A federal grand jury indicted self-described “holistic” cardiologist Roy G. Heilbron, MD, in 2015 with health care fraud and wire fraud. The indictment alleged that Heilbron executed a scheme to defraud Medicare and other health care benefit programs from January 2010 to May 2011 by submitting false and fraudulent claims. The indictment alleged that Heilbron used photocopies of patients’ records to fabricate records for others. For more than 100 patients, he reported identical results for various ultrasound tests, heartbeats per 24 hours and hypertension, the indictment said.
The indictment alleged Heilbron also:
• Performed and billed for a wide array of unnecessary tests on every new patient and submitted false diagnoses with the billing claims to justify the tests to the insurance plans.
• Inserted false symptoms, observations, and diagnoses into patients’ medical charts to provide written support for the tests he ordered or performed.
• Submitted claims to health plans for procedures that were never performed and for procedures performed on two consecutive dates to increase the amount paid for services that were actually rendered together on one date.
• Misused billing codes and modifiers to increase his rate of reimbursement.
The wire fraud counts maintained that he used “wire communications” to obtain improper payments from health care benefit programs. The indictment included provisions that sought forfeiture of any property derived from the proceeds of the crimes charged in the indictment, according to the statement from the U.S. Attorney’s Office.

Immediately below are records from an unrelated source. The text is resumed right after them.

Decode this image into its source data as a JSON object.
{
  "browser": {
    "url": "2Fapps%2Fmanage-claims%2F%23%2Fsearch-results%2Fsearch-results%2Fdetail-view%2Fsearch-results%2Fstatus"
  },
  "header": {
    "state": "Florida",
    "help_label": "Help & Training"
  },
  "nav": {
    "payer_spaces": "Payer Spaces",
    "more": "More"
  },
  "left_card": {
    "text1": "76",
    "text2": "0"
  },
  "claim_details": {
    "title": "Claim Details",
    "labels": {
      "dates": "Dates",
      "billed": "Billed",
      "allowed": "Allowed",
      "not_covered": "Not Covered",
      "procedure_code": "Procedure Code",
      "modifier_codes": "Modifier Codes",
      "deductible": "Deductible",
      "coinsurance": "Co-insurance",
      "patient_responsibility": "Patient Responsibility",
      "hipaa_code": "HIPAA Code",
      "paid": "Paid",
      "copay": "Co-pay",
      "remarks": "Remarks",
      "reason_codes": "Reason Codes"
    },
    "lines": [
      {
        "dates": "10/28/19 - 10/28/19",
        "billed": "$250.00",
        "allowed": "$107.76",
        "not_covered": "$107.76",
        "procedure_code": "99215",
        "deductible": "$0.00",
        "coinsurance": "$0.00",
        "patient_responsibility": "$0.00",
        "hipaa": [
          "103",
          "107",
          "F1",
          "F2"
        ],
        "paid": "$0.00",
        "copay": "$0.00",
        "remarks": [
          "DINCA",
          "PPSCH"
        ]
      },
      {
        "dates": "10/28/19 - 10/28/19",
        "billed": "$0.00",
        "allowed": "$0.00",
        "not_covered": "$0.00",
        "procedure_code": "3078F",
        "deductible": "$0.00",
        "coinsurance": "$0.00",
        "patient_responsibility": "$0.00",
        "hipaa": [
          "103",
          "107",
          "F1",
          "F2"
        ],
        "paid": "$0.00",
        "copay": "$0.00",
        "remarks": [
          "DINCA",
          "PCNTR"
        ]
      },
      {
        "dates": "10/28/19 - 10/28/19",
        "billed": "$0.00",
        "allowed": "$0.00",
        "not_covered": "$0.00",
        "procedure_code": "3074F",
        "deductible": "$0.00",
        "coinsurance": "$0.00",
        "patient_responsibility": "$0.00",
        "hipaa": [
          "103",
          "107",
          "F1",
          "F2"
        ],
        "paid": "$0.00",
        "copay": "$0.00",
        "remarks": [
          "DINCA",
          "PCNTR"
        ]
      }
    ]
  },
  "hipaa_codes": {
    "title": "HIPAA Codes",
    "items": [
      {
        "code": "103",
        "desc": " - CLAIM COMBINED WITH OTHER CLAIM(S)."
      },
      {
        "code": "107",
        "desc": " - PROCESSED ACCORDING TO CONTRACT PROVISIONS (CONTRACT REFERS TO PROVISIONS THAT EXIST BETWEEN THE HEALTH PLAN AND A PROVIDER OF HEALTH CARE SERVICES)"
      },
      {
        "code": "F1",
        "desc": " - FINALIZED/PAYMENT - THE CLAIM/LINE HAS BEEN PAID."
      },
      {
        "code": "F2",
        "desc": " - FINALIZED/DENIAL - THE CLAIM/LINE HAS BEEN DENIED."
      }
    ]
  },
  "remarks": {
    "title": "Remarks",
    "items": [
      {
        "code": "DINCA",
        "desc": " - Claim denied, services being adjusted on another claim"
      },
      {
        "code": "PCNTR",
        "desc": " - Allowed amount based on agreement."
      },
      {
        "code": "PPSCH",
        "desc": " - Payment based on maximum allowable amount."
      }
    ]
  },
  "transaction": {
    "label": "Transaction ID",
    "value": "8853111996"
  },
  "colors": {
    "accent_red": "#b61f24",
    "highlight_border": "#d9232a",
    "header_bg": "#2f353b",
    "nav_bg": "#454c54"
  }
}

In February 2017, Dr. Heilbron pleaded guilty to fraud and admitted his Santa Fe-based clinic defrauded Medicare, Blue Cross and Blue Shield of New Mexico, and other health insurers. Last year the New Mexico medical board banned him from reapplying to practice medicine in the state.
Dr. Heilbron’s obstruction count alleged that he faked medical documents purportedly showing he had cancer and was seeking chemotherapy in Costa Rica. He claimed a delay in treatment could result in his death. Authorities arrested Dr. Heilbron in August 2017, after determining the documents were fake and may have been used to postpone or avoid his fraud sentencing. Dr. Heilbron pleaded guilty to the obstruction count in February 2018, admitting he was vacationing in Europe when he requested to postpone his sentencing.